Our experimental design also allows us to interpret part of the complexity of stress responses in a natural environment, that is, the genotypic-dependent response to stressor mixtures. Only a limited number of pathways and gene-families were significantly enriched with genes showing a cadmium × Microcystis × genotype interaction effect. These included the ribosome pathway and the histone 2A and 60S ribosomal protein gene-families. Interestingly, all of these pathways and gene-families are related to transcription and translation processes, which suggest a general stress response likely to protect proteins.[6,66,67] In addition, our reaction norm approach revealed in more detail genotypic differences in mixture interaction response: cadmium altered the gene-expression of genes responding to Microcystis stress more pronouncedly in the sensitive genotype than in the tolerant genotype.

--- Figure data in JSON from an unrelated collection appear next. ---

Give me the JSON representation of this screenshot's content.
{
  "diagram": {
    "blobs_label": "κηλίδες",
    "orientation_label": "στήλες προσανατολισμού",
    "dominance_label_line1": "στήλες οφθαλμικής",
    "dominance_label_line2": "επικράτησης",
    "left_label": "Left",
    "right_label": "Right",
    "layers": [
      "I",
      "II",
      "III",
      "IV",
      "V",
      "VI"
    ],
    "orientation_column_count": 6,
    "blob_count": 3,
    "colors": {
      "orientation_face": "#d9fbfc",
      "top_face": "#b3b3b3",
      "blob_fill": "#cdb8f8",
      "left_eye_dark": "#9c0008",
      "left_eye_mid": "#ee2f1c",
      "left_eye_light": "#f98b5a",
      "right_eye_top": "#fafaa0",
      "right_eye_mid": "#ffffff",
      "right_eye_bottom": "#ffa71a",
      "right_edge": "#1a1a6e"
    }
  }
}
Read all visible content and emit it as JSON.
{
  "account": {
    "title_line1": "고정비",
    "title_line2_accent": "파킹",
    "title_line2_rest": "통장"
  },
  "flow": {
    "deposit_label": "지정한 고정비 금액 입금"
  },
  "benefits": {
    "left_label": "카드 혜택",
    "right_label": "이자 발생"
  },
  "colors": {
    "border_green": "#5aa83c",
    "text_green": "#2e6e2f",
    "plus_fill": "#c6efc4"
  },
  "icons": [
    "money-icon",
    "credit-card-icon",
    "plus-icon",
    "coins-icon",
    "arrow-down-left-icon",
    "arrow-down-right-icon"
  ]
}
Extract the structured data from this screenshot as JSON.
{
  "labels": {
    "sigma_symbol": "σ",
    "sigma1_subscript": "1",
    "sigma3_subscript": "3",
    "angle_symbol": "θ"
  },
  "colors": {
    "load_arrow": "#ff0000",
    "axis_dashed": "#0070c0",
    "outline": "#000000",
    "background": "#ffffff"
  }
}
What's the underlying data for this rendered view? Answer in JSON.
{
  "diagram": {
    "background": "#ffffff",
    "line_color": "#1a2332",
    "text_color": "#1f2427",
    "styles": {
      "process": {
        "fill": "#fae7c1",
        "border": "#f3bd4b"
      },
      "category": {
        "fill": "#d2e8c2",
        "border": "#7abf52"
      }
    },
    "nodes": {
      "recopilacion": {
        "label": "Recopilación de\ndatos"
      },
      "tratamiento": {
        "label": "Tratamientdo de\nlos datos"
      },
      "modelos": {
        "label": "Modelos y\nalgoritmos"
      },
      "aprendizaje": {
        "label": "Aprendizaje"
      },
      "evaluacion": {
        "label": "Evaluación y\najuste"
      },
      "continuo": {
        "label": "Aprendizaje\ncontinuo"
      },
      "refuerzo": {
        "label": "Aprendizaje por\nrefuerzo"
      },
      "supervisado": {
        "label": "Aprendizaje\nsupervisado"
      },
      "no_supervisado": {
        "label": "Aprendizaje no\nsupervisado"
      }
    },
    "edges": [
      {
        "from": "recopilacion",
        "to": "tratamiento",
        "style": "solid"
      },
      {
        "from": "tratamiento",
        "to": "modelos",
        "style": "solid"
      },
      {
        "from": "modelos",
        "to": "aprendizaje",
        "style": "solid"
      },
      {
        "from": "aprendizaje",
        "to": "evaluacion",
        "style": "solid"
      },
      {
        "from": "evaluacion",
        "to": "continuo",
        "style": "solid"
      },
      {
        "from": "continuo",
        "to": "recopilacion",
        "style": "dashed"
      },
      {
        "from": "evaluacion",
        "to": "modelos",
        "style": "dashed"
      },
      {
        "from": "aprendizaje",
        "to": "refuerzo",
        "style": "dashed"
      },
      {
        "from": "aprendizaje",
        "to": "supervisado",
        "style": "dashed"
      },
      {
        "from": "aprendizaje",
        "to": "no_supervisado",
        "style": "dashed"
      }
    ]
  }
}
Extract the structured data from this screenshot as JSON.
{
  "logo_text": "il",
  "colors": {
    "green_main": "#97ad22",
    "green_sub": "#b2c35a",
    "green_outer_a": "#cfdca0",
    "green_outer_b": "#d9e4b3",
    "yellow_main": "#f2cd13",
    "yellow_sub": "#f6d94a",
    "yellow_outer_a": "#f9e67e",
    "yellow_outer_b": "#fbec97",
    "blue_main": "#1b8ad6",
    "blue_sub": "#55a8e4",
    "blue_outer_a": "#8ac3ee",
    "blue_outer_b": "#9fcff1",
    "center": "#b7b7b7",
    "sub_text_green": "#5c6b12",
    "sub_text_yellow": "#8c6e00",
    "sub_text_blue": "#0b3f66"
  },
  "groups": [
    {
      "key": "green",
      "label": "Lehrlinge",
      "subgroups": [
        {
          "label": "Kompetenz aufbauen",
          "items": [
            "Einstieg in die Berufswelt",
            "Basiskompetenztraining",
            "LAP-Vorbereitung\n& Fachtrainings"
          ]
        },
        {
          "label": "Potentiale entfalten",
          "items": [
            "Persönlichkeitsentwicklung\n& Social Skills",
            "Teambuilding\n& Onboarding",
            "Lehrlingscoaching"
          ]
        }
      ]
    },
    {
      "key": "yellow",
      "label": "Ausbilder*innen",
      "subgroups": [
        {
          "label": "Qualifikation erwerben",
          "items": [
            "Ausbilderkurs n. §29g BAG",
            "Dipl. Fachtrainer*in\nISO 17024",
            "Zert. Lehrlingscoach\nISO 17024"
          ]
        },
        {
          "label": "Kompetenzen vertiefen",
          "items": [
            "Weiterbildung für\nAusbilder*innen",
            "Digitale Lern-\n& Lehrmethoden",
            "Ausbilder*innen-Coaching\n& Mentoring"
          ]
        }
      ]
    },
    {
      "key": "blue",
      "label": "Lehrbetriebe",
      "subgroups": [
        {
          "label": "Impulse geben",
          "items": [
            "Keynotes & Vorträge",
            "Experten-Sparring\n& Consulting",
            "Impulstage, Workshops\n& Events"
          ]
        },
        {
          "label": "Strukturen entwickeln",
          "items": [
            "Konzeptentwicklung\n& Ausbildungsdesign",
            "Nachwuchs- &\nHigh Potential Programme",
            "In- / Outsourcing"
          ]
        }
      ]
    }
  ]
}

Overall, our results demonstrate the utility and also highlight some limitations of applying environmental genomics approaches to dissect the complexity of natural environments and the diversity of natural populations. We were able to interrogate the effects of mixture components and genotypes both independently and in combination, and identify interactions responses among gene families and pathways that ultimately contributed to tolerance differences between individuals. However, these approaches were less successful at linking gene-expression results under exposures to single compounds to organismal level responses. Future studies should examine more single stressors and also more (and also more complicated) mixtures across a range of genotypes to better define the limits of complexity that these approaches can dissect. This will help to further reveal the possibilities and limitations of these techniques to dissect more complex environmentally relevant exposure scenarios in an AOP framework.